Nintendo’s Ring Fit Adventure, the spiritual successor to the Wii Fit that launches today for the Switch, is a genuinely fun way to work up a sweat. After playing it regularly for two weeks, my colleague Andrew Webster noted in his review that Ring Fit Adventure is an easy way to fit physical activity into your life. But it’s got another perk, one that Nintendo developers probably didn’t intend for (and don’t condone): the mini-games are perfect party games, best played when everyone’s a little tipsy. In my experience, it might even be more fun to play with a crowd than Super Mario Party.
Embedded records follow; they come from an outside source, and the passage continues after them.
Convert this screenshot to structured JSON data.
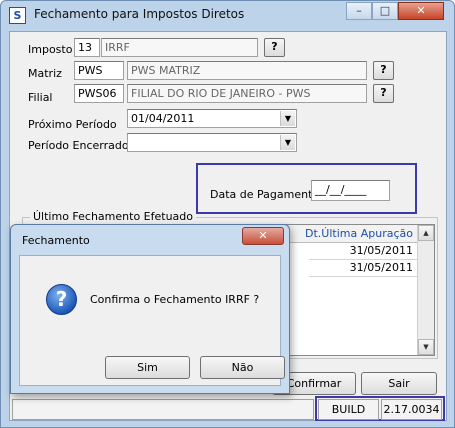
{
  "window": {
    "title": "Fechamento para Impostos Diretos",
    "icon": "app-logo-icon",
    "controls": {
      "minimize": "–",
      "maximize": "□",
      "close": "✕"
    }
  },
  "form": {
    "imposto": {
      "label": "Imposto",
      "code": "13",
      "description": "IRRF"
    },
    "matriz": {
      "label": "Matriz",
      "code": "PWS",
      "description": "PWS MATRIZ"
    },
    "filial": {
      "label": "Filial",
      "code": "PWS06",
      "description": "FILIAL DO RIO DE JANEIRO - PWS"
    },
    "proximo_periodo": {
      "label": "Próximo Período",
      "value": "01/04/2011"
    },
    "periodo_encerrado": {
      "label": "Período Encerrado",
      "value": ""
    },
    "lookup_label": "?",
    "data_pagamento": {
      "label": "Data de Pagamento",
      "value": "__/__/____"
    }
  },
  "grid": {
    "group_title": "Último Fechamento Efetuado",
    "column_header": "Dt.Última Apuração",
    "rows": [
      {
        "value": "31/05/2011"
      },
      {
        "value": "31/05/2011"
      }
    ]
  },
  "buttons": {
    "confirmar": "Confirmar",
    "sair": "Sair"
  },
  "status": {
    "build_label": "BUILD",
    "build_value": "2.17.0034"
  },
  "dialog": {
    "title": "Fechamento",
    "close": "✕",
    "message": "Confirma o Fechamento IRRF ?",
    "icon": "question-icon",
    "yes": "Sim",
    "no": "Não"
  },
  "colors": {
    "highlight": "#3a3aa8",
    "header_text": "#1f4ea8"
  }
}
The issue with Super Mario Party is that it’s not really made for spontaneous play — if you want to play with more than two people, you have to plan ahead, and someone has to bring extra controllers. But if you’re hosting a party and you own Ring Fit Adventure, all it takes for a good time is to whip out the ring controller and leg strap, which can be passed around to each player when it’s their turn. The mini-games, 12 in all, are each about a minute long, so it doesn’t take long for everyone to have a chance to play. You can quickly adjust the ring’s strength settings while you’re playing the games, to even the playing field for users of different sizes and strengths. There’s no strategy involved, so there’s less of a chance for friendships to be destroyed, as is the risk with Super Mario Party. Instead, Ring Fit Adventure’s mini-games encourage competition at its most basic, physical form, asking, “who can score the most points by squeezing a ring the best?”
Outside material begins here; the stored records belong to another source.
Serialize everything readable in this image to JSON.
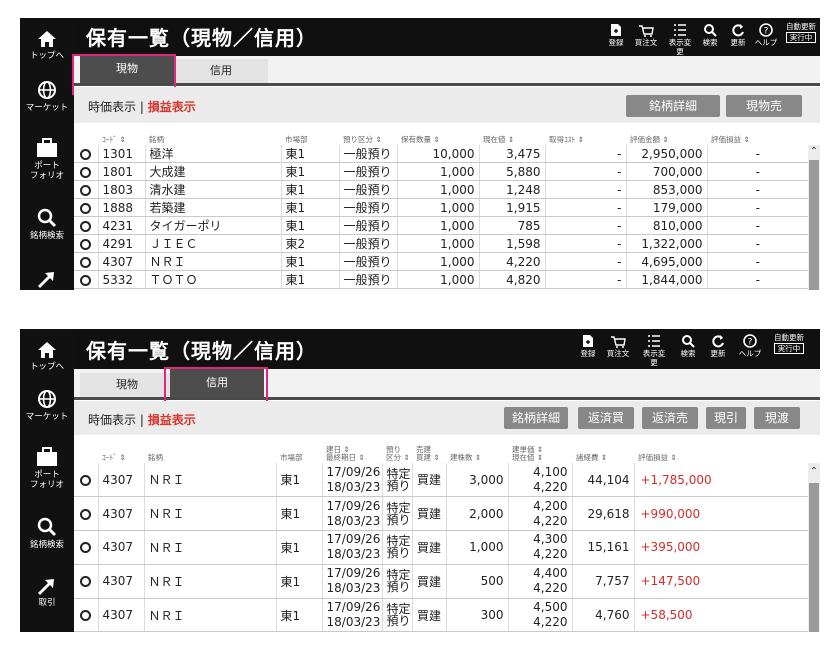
{
  "sidebar": {
    "top": "トップへ",
    "market": "マーケット",
    "portfolio_l1": "ポート",
    "portfolio_l2": "フォリオ",
    "search": "銘柄検索",
    "trade": "取引"
  },
  "header": {
    "title": "保有一覧（現物／信用）",
    "register": "登録",
    "buy_order": "買注文",
    "display_change": "表示変更",
    "search": "検索",
    "refresh": "更新",
    "help": "ヘルプ",
    "auto_update": "自動更新",
    "running": "実行中"
  },
  "tabs": {
    "genbutsu": "現物",
    "shinyo": "信用"
  },
  "mode": {
    "price": "時価表示",
    "sep": "|",
    "pl": "損益表示"
  },
  "panel1": {
    "buttons": {
      "detail": "銘柄詳細",
      "sell": "現物売"
    },
    "columns": [
      "ｺｰﾄﾞ ⇕",
      "銘柄",
      "市場部",
      "預り区分 ⇕",
      "保有数量 ⇕",
      "現在値 ⇕",
      "取得ｺｽﾄ ⇕",
      "評価金額 ⇕",
      "評価損益 ⇕"
    ],
    "rows": [
      {
        "code": "1301",
        "name": "極洋",
        "market": "東1",
        "custody": "一般預り",
        "qty": "10,000",
        "price": "3,475",
        "cost": "-",
        "value": "2,950,000",
        "pl": "-"
      },
      {
        "code": "1801",
        "name": "大成建",
        "market": "東1",
        "custody": "一般預り",
        "qty": "1,000",
        "price": "5,880",
        "cost": "-",
        "value": "700,000",
        "pl": "-"
      },
      {
        "code": "1803",
        "name": "清水建",
        "market": "東1",
        "custody": "一般預り",
        "qty": "1,000",
        "price": "1,248",
        "cost": "-",
        "value": "853,000",
        "pl": "-"
      },
      {
        "code": "1888",
        "name": "若築建",
        "market": "東1",
        "custody": "一般預り",
        "qty": "1,000",
        "price": "1,915",
        "cost": "-",
        "value": "179,000",
        "pl": "-"
      },
      {
        "code": "4231",
        "name": "タイガーポリ",
        "market": "東1",
        "custody": "一般預り",
        "qty": "1,000",
        "price": "785",
        "cost": "-",
        "value": "810,000",
        "pl": "-"
      },
      {
        "code": "4291",
        "name": "ＪＩＥＣ",
        "market": "東2",
        "custody": "一般預り",
        "qty": "1,000",
        "price": "1,598",
        "cost": "-",
        "value": "1,322,000",
        "pl": "-"
      },
      {
        "code": "4307",
        "name": "ＮＲＩ",
        "market": "東1",
        "custody": "一般預り",
        "qty": "1,000",
        "price": "4,220",
        "cost": "-",
        "value": "4,695,000",
        "pl": "-"
      },
      {
        "code": "5332",
        "name": "ＴＯＴＯ",
        "market": "東1",
        "custody": "一般預り",
        "qty": "1,000",
        "price": "4,820",
        "cost": "-",
        "value": "1,844,000",
        "pl": "-"
      }
    ]
  },
  "panel2": {
    "buttons": {
      "detail": "銘柄詳細",
      "repay_buy": "返済買",
      "repay_sell": "返済売",
      "genbiki": "現引",
      "genwatashi": "現渡"
    },
    "columns": {
      "code": "ｺｰﾄﾞ ⇕",
      "name": "銘柄",
      "market": "市場部",
      "date_1": "建日 ⇕",
      "date_2": "最終期日 ⇕",
      "custody_1": "預り",
      "custody_2": "区分 ⇕",
      "side_1": "売建",
      "side_2": "買建 ⇕",
      "qty": "建株数 ⇕",
      "price_1": "建単価 ⇕",
      "price_2": "現在値 ⇕",
      "fee": "諸経費 ⇕",
      "pl": "評価損益 ⇕"
    },
    "rows": [
      {
        "code": "4307",
        "name": "ＮＲＩ",
        "market": "東1",
        "open_date": "17/09/26",
        "due_date": "18/03/23",
        "custody_1": "特定",
        "custody_2": "預り",
        "side": "買建",
        "qty": "3,000",
        "open_price": "4,100",
        "cur_price": "4,220",
        "fee": "44,104",
        "pl": "+1,785,000"
      },
      {
        "code": "4307",
        "name": "ＮＲＩ",
        "market": "東1",
        "open_date": "17/09/26",
        "due_date": "18/03/23",
        "custody_1": "特定",
        "custody_2": "預り",
        "side": "買建",
        "qty": "2,000",
        "open_price": "4,200",
        "cur_price": "4,220",
        "fee": "29,618",
        "pl": "+990,000"
      },
      {
        "code": "4307",
        "name": "ＮＲＩ",
        "market": "東1",
        "open_date": "17/09/26",
        "due_date": "18/03/23",
        "custody_1": "特定",
        "custody_2": "預り",
        "side": "買建",
        "qty": "1,000",
        "open_price": "4,300",
        "cur_price": "4,220",
        "fee": "15,161",
        "pl": "+395,000"
      },
      {
        "code": "4307",
        "name": "ＮＲＩ",
        "market": "東1",
        "open_date": "17/09/26",
        "due_date": "18/03/23",
        "custody_1": "特定",
        "custody_2": "預り",
        "side": "買建",
        "qty": "500",
        "open_price": "4,400",
        "cur_price": "4,220",
        "fee": "7,757",
        "pl": "+147,500"
      },
      {
        "code": "4307",
        "name": "ＮＲＩ",
        "market": "東1",
        "open_date": "17/09/26",
        "due_date": "18/03/23",
        "custody_1": "特定",
        "custody_2": "預り",
        "side": "買建",
        "qty": "300",
        "open_price": "4,500",
        "cur_price": "4,220",
        "fee": "4,760",
        "pl": "+58,500"
      }
    ]
  },
  "colors": {
    "accent_red": "#d42b2b",
    "highlight": "#e0287a",
    "header_bg": "#101010",
    "button_bg": "#888888"
  }
}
Each game focuses on working out different parts of the body. For example, Bootstrap Tower has you climbing a tower by squeezing the ring and flinging it down to propel yourself up, targeting the chest. Thigh Rider has you sitting down and squeezing the ring between your legs to control a vehicle through an obstacle course, and you start to feel the burn after a while. The games’ objectives are to collect as many coins or points as you can, and at the end, there’s a leaderboard that tracks everyone’s scores. Unfortunately, it doesn’t let you input new names, but saves the rankings to users on the Switch, so make sure to add everyone to the device if you want to let the records show who’s really the best at blasting their pecs. There’s also an option to connect online, so you can compare your scores with players worldwide.
Of course, Ring Fit Adventure isn’t marketing itself as a party game, and it would need more than 12 mini-games to do so. But the ones that are included are so chaotically fun to play and watch others play, you can’t help but want more. My personal favorite, Squattery Wheel, where you’re given a pottery vase to replicate by squatting while squeezing the ring, could easily be a Super Mario Party mini-game. Robo-Wrecker, a “whack-a-mole” game that has you smashing little robots all around you by pushing and pulling the ring, is loud and rambunctious in the best way. And then there’s games like Crate Crasher, where you shoot off blasts to destroy as many crates as you can. They’re simple enough that they’d be dull if you were sitting and playing with a controller — but are great for parties when your body is the controller. You have to be willing to look very silly doing the exercises, running in place or flinging your arms around, but then again, it’s not a real party until everyone’s getting a little silly.